Justices Coats and Eid concurred in part and dissented in part, finding that the plaintiff had not demonstrated the “substantial need or undue hardship” required to discover the documents prepared by Mr. Kennedy in anticipation of litigation and to overcome the usual protections afforded attorney work product.
The concept of confidentiality between physicians and patients is ancient, first appearing in the Hippocratic Oath. However, as early as 1887, in McKinney v. Grand Street P. P. & F. R. CO., 10 N.E. 544 (N.Y. 1887), the New York Court of Appeals opined: The patient cannot use this privilege both as a sword and a shield to waive when it inures to her advantage, and wield when it does not…. The nature of the information is of such a character that, when it is once divulged in legal proceedings, it cannot be again hidden or concealed” [McKinney, p 544]).
Other state courts have followed suit in ruling that a person waives physician-patient privilege when he places his medical condition at issue in the legal setting. Cases such as Sibley by Sibley v. Hayes 73 Corp., 511 N.Y.S.2d 65 (N.Y. App. Div. 1987), heard by a New York appellate court, and Burgos v. Flower and Fifth Avenue Hospital, 437 N.Y.S.2d 218 (N.Y. Sup. Ct. 1980), heard by the New York Supreme Court, extended such waivers to mothers suing on behalf of injuries to infants. In the legal realm, physician-patient privilege is not absolute, and a balance must be obtained between the rights of the patient, the integrity of the medical profession, the importance of confidentiality in medical treatment, and the state's interest in justice.

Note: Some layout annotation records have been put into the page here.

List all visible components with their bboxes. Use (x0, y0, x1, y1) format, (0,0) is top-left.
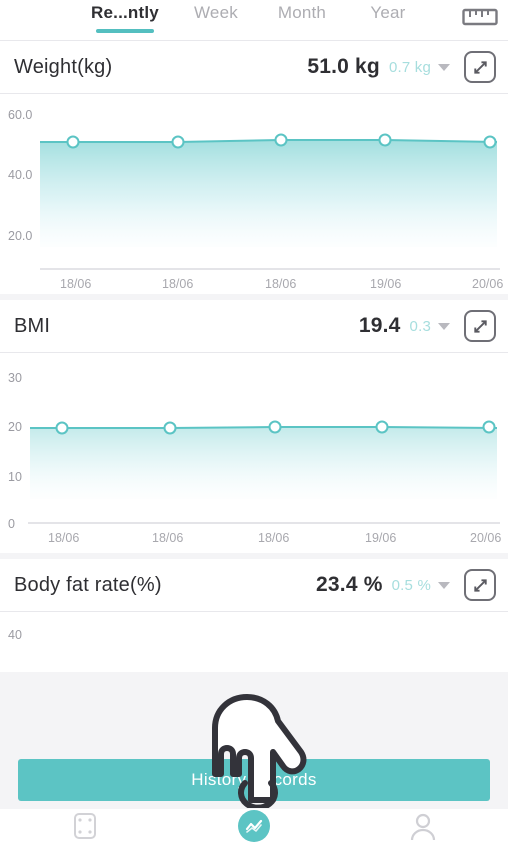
bodyfat-delta: 0.5 % (391, 576, 431, 594)
svg-text:40: 40 (8, 628, 22, 642)
svg-text:18/06: 18/06 (258, 531, 289, 545)
bodyfat-header: Body fat rate(%) 23.4 % 0.5 % (0, 559, 508, 611)
bottom-area: History Records (0, 752, 508, 843)
svg-text:10: 10 (8, 470, 22, 484)
tab-week[interactable]: Week (173, 2, 259, 33)
bodyfat-chart-svg: 40 (8, 628, 22, 642)
svg-text:19/06: 19/06 (370, 277, 401, 291)
tab-month[interactable]: Month (259, 2, 345, 33)
bmi-card: BMI 19.4 0.3 30 20 10 0 18/06 18/06 18/0… (0, 300, 508, 553)
trend-chart-active-circle (237, 810, 270, 842)
weight-value: 51.0 kg (307, 55, 380, 78)
svg-text:19/06: 19/06 (365, 531, 396, 545)
ruler-button[interactable] (460, 4, 500, 30)
weight-delta: 0.7 kg (388, 58, 431, 76)
weight-title: Weight(kg) (14, 55, 113, 78)
tab-recently-label: Re...ntly (91, 3, 159, 22)
svg-text:18/06: 18/06 (48, 531, 79, 545)
svg-text:18/06: 18/06 (162, 277, 193, 291)
person-icon (411, 813, 436, 841)
tab-week-label: Week (193, 3, 238, 22)
svg-text:20/06: 20/06 (470, 531, 501, 545)
tab-year[interactable]: Year (345, 2, 431, 33)
expand-icon (473, 578, 487, 592)
tab-month-label: Month (277, 3, 327, 22)
chevron-down-icon[interactable] (438, 63, 450, 71)
expand-icon (473, 319, 487, 333)
weight-header: Weight(kg) 51.0 kg 0.7 kg (0, 41, 508, 93)
tab-recently[interactable]: Re...ntly (77, 2, 173, 33)
bottom-navbar (0, 809, 508, 843)
scale-icon (73, 813, 96, 839)
svg-text:0: 0 (8, 517, 15, 531)
bmi-header: BMI 19.4 0.3 (0, 300, 508, 352)
svg-text:20.0: 20.0 (8, 229, 32, 243)
svg-text:18/06: 18/06 (152, 531, 183, 545)
chevron-down-icon[interactable] (438, 581, 450, 589)
trend-chart-icon (245, 819, 263, 833)
tab-year-label: Year (370, 3, 406, 22)
weight-chart-svg: 60.0 40.0 20.0 18/06 18/06 18/06 19/06 2… (8, 108, 503, 291)
svg-text:40.0: 40.0 (8, 168, 32, 182)
svg-text:20/06: 20/06 (472, 277, 503, 291)
svg-text:18/06: 18/06 (265, 277, 296, 291)
bodyfat-card: Body fat rate(%) 23.4 % 0.5 % 40 (0, 559, 508, 672)
weight-chart[interactable]: 60.0 40.0 20.0 18/06 18/06 18/06 19/06 2… (0, 94, 508, 294)
history-records-button[interactable]: History Records (18, 759, 490, 801)
svg-text:60.0: 60.0 (8, 108, 32, 122)
svg-text:18/06: 18/06 (60, 277, 91, 291)
bodyfat-value: 23.4 % (316, 573, 383, 596)
bodyfat-expand-button[interactable] (464, 569, 496, 601)
nav-item-trend[interactable] (194, 809, 314, 843)
bmi-chart-svg: 30 20 10 0 18/06 18/06 18/06 19/06 20/06 (8, 371, 501, 545)
bmi-value: 19.4 (358, 314, 401, 337)
nav-item-scale[interactable] (25, 809, 145, 843)
history-records-label: History Records (191, 770, 317, 789)
tab-active-underline (96, 29, 154, 33)
svg-text:20: 20 (8, 420, 22, 434)
period-tabbar: Re...ntly Week Month Year (0, 0, 508, 40)
app-root: Re...ntly Week Month Year Weight(kg) 51.… (0, 0, 508, 843)
ruler-icon (462, 8, 498, 26)
nav-item-profile[interactable] (363, 809, 483, 843)
chevron-down-icon[interactable] (438, 322, 450, 330)
bodyfat-chart[interactable]: 40 (0, 612, 508, 672)
weight-card: Weight(kg) 51.0 kg 0.7 kg 60.0 40.0 20.0… (0, 41, 508, 294)
svg-text:30: 30 (8, 371, 22, 385)
bmi-expand-button[interactable] (464, 310, 496, 342)
bodyfat-title: Body fat rate(%) (14, 573, 162, 596)
bmi-chart[interactable]: 30 20 10 0 18/06 18/06 18/06 19/06 20/06 (0, 353, 508, 553)
bmi-title: BMI (14, 314, 51, 337)
bmi-delta: 0.3 (409, 317, 431, 335)
weight-expand-button[interactable] (464, 51, 496, 83)
expand-icon (473, 60, 487, 74)
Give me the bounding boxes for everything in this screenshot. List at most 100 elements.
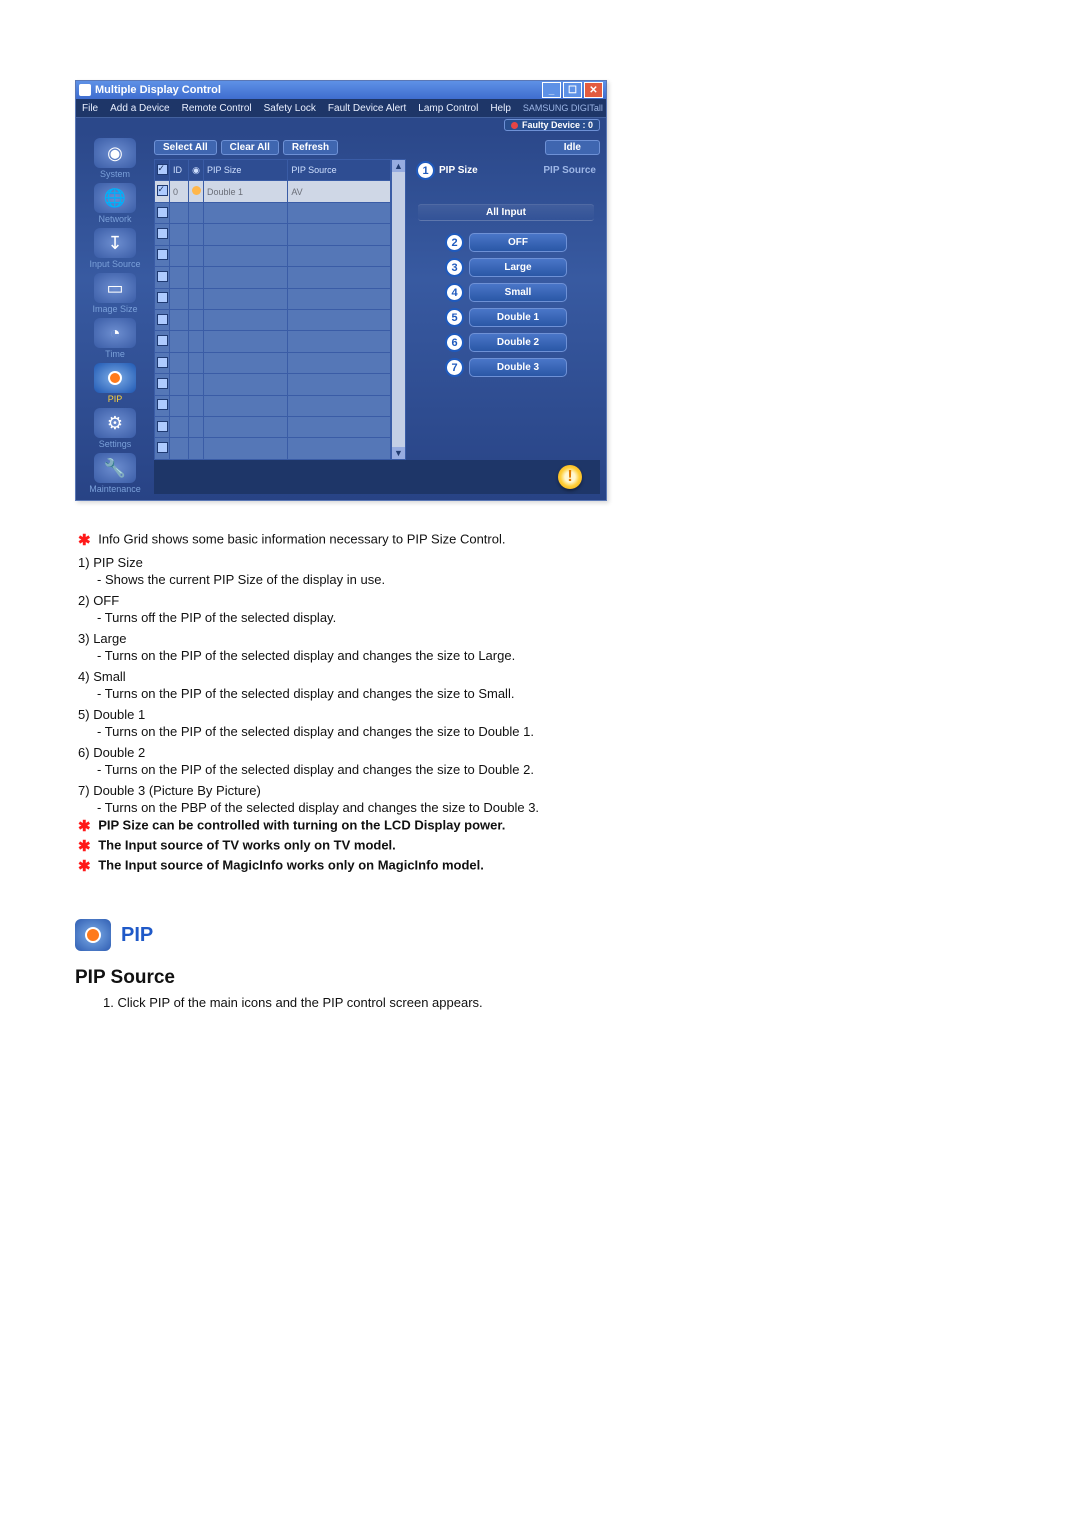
sidebar-item-image-size[interactable]: ▭ Image Size xyxy=(85,273,145,314)
checkbox-icon[interactable] xyxy=(157,164,168,175)
table-row[interactable] xyxy=(155,417,391,438)
table-row[interactable]: 0 Double 1 AV xyxy=(155,181,391,202)
star-icon: ✱ xyxy=(78,818,91,835)
cell-pip-source: AV xyxy=(288,181,391,202)
sidebar-label: Input Source xyxy=(85,259,145,269)
callout-5: 5 xyxy=(445,308,464,327)
row-checkbox[interactable] xyxy=(157,207,168,218)
menu-lamp-control[interactable]: Lamp Control xyxy=(418,103,478,114)
header-checkbox-col[interactable] xyxy=(155,160,170,181)
refresh-button[interactable]: Refresh xyxy=(283,140,338,155)
callout-1: 1 xyxy=(416,161,435,180)
table-row[interactable] xyxy=(155,245,391,266)
double1-button[interactable]: Double 1 xyxy=(469,308,567,327)
row-checkbox[interactable] xyxy=(157,185,168,196)
off-button[interactable]: OFF xyxy=(469,233,567,252)
table-row[interactable] xyxy=(155,374,391,395)
app-icon xyxy=(79,84,91,96)
menu-remote-control[interactable]: Remote Control xyxy=(182,103,252,114)
header-pip-source[interactable]: PIP Source xyxy=(288,160,391,181)
large-button[interactable]: Large xyxy=(469,258,567,277)
header-id[interactable]: ID xyxy=(170,160,189,181)
table-row[interactable] xyxy=(155,267,391,288)
row-checkbox[interactable] xyxy=(157,249,168,260)
menu-fault-device-alert[interactable]: Fault Device Alert xyxy=(328,103,406,114)
item-desc: - Turns on the PIP of the selected displ… xyxy=(97,724,715,739)
cell-id: 0 xyxy=(170,181,189,202)
sidebar-label: Time xyxy=(85,349,145,359)
pip-size-label: PIP Size xyxy=(439,165,478,176)
sidebar-item-input-source[interactable]: ↧ Input Source xyxy=(85,228,145,269)
item-title: Double 2 xyxy=(93,745,145,760)
row-checkbox[interactable] xyxy=(157,292,168,303)
table-row[interactable] xyxy=(155,224,391,245)
table-row[interactable] xyxy=(155,395,391,416)
row-checkbox[interactable] xyxy=(157,378,168,389)
item-desc: - Turns on the PIP of the selected displ… xyxy=(97,648,715,663)
item-desc: - Turns on the PBP of the selected displ… xyxy=(97,800,715,815)
sidebar-item-time[interactable]: ◔ Time xyxy=(85,318,145,359)
sidebar-item-pip[interactable]: PIP xyxy=(85,363,145,404)
double3-button[interactable]: Double 3 xyxy=(469,358,567,377)
brand-label: SAMSUNG DIGITall xyxy=(523,103,603,113)
row-checkbox[interactable] xyxy=(157,228,168,239)
double2-button[interactable]: Double 2 xyxy=(469,333,567,352)
clear-all-button[interactable]: Clear All xyxy=(221,140,279,155)
row-checkbox[interactable] xyxy=(157,271,168,282)
sidebar-item-network[interactable]: 🌐 Network xyxy=(85,183,145,224)
grid-toolbar: Select All Clear All Refresh Idle xyxy=(154,138,600,159)
callout-3: 3 xyxy=(445,258,464,277)
table-row[interactable] xyxy=(155,309,391,330)
grid-scrollbar[interactable]: ▲ ▼ xyxy=(391,159,406,460)
table-row[interactable] xyxy=(155,288,391,309)
settings-icon: ⚙ xyxy=(94,408,136,438)
sidebar-label: Image Size xyxy=(85,304,145,314)
header-pip-size[interactable]: PIP Size xyxy=(204,160,288,181)
sidebar-label: Network xyxy=(85,214,145,224)
step-text: 1. Click PIP of the main icons and the P… xyxy=(103,995,1040,1010)
table-row[interactable] xyxy=(155,202,391,223)
table-row[interactable] xyxy=(155,352,391,373)
small-button[interactable]: Small xyxy=(469,283,567,302)
info-grid[interactable]: ID ◉ PIP Size PIP Source 0 Double 1 xyxy=(154,159,391,460)
pip-source-label: PIP Source xyxy=(543,165,596,176)
sidebar-label: Maintenance xyxy=(85,484,145,494)
item-num: 5) xyxy=(78,707,90,722)
select-all-button[interactable]: Select All xyxy=(154,140,217,155)
table-row[interactable] xyxy=(155,438,391,460)
callout-2: 2 xyxy=(445,233,464,252)
item-title: PIP Size xyxy=(93,555,143,570)
maximize-button[interactable]: ☐ xyxy=(563,82,582,98)
window-title: Multiple Display Control xyxy=(95,84,221,96)
scroll-up-icon[interactable]: ▲ xyxy=(392,160,405,172)
table-row[interactable] xyxy=(155,331,391,352)
cell-pip-size: Double 1 xyxy=(204,181,288,202)
row-checkbox[interactable] xyxy=(157,421,168,432)
scroll-down-icon[interactable]: ▼ xyxy=(392,447,405,459)
row-checkbox[interactable] xyxy=(157,357,168,368)
row-checkbox[interactable] xyxy=(157,399,168,410)
idle-status: Idle xyxy=(545,140,600,155)
header-status-col[interactable]: ◉ xyxy=(189,160,204,181)
note-text: The Input source of TV works only on TV … xyxy=(98,837,396,852)
menu-add-device[interactable]: Add a Device xyxy=(110,103,169,114)
row-checkbox[interactable] xyxy=(157,335,168,346)
sidebar-item-maintenance[interactable]: 🔧 Maintenance xyxy=(85,453,145,494)
all-input-label: All Input xyxy=(418,204,594,221)
row-checkbox[interactable] xyxy=(157,314,168,325)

In today's litigious environment, the forensic psychiatrist is not infrequently asked to participate in the risk management process. Knowledge pertaining to work product privilege is useful in this regard. It seems inherently unfair, however, for a medical facility to have the ability to shield from discovery the very information a plaintiff requires and otherwise has no access to. The present case suggests that framing a routine risk management investigation as attorney work product may not be a viable defensive strategy.